Sabeis cuanto me puede costar el porte u otros altavoces similares que pueda comprar por aqui?


----------



## danielfer23 (Jun 10, 2009)

yo con esta marca e tenido una buena experiencia y otra mala. la primera fue con unos twisters domo de seda eran muy buenos tanto que con ojos cerrado fui a comprarme un parlante para subwoofer pequeño compre una de 8" y 150w me paso las medidas para hacer la caja todo muy contento yo ise la caja y el resultado fue horrible pocos grabes y cuando le subias el volumen hacia un ruido que paresia que rosaba algo prove poniendo un tubo mas largo y paso nada prove poniendole aislamiento acustico y no pasaba nada. en fin como era un trabajo un cliente tube que comprar un seleniun que me salio 80 pesos menos y tapar uno de los tubo y el resultado es espectacular desde entonses nadie me saca de seleniun que trae todos los parametros que quieras y son mas creibles.saludos


----------



## sergio rossi (Jun 16, 2009)

ezavalla, recibiste los rango medios tohalle, si es asi como va la prueba de parametros respecto a los especificados?  yo te cuento envie nuevamente un email a audifan pidiendoles que no se olviden de enviarme los t/s de los woofers. le consulte si tenian armadas ya las columnas para ir a escucharlas pero todavia me dejaron plantando rabanitos. un abrazo y gracias por lo del otro post. agradecidisimo.


----------



## Dr. Zoidberg (Jun 16, 2009)

Me los mandaron por bondi el viernes a la tarde, pero no por la empresa que yo les dije sino por Chevallier...y aún estoy esperando que se dignen a traerlos por que el finde no laburan mas el feriado tampoco y encima los traen recién a las 6 de la tarde, así que tal vez esta noche los consiga.
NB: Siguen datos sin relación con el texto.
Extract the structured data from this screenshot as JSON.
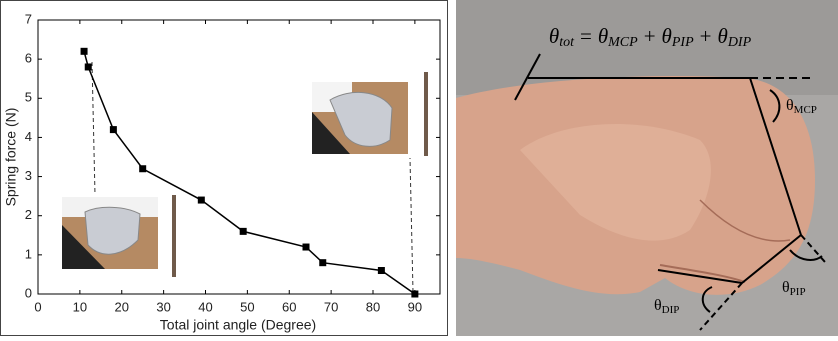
{
  "chart_data": {
    "type": "line",
    "xlabel": "Total joint angle (Degree)",
    "ylabel": "Spring force (N)",
    "x": [
      11,
      12,
      18,
      25,
      39,
      49,
      64,
      68,
      82,
      90
    ],
    "series": [
      {
        "color": "#000000",
        "values": [
          6.2,
          5.8,
          4.2,
          3.2,
          2.4,
          1.6,
          1.2,
          0.8,
          0.6,
          0.0
        ]
      }
    ],
    "xlim": [
      0,
      96
    ],
    "xticks": [
      0,
      10,
      20,
      30,
      40,
      50,
      60,
      70,
      80,
      90
    ],
    "ylim": [
      0,
      7
    ],
    "yticks": [
      0,
      1,
      2,
      3,
      4,
      5,
      6,
      7
    ],
    "grid": false
  },
  "photo": {
    "equation_terms": [
      {
        "symbol": "θ",
        "subscript": "tot"
      },
      {
        "symbol": "θ",
        "subscript": "MCP"
      },
      {
        "symbol": "θ",
        "subscript": "PIP"
      },
      {
        "symbol": "θ",
        "subscript": "DIP"
      }
    ],
    "equation_operators": [
      "=",
      "+",
      "+"
    ],
    "angle_labels": [
      {
        "symbol": "θ",
        "subscript": "MCP"
      },
      {
        "symbol": "θ",
        "subscript": "PIP"
      },
      {
        "symbol": "θ",
        "subscript": "DIP"
      }
    ]
  }
}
A mi me enviaron un PDF que parece salido de algun soft para análisis de T/S y los parámetros pintan coherentes. Yo los voy a revisar y si están mas o menos los dejo, pero el Vas es un bardo por que tengo que hacer una tapa nueva para la caja y eso me lleva un tiempito por que ando con mucho laburo ahora...

Saludos!


----------



## sergio rossi (Jun 17, 2009)

buenas tardes ezavalla, como quede en alguna linea anterior de este post, te envio la foto de uno de los pocos dinosaurios que quedan emitiendo gruñidos. espero te guste.
bueno como ves todavia me falta encontrarle las perillas dobles del control de agudos. pero funciona de maravilla. paraq este equipo es que estoy tratando de hacer los bafles para lo cual escucho sugerencias. especialmente si columnas o bafles. bue.. gracias por tus comentarios.


----------



## Dr. Zoidberg (Jun 17, 2009)

Que lindo sintoamplificador...pero no distingo nada de la marca...parece un Fisher de 1981, pero las letras tienen una forma diferente...así que no es un Fisher...

Que marca y modelo es?

Saludos!


----------



## sergio rossi (Jun 17, 2009)

es un maranthz 2585 una verdadero dinosaurio.


----------



## Dr. Zoidberg (Jun 17, 2009)

sergio rossi dijo:
			
		

> es un maranthz 2585 una verdadero dinosaurio.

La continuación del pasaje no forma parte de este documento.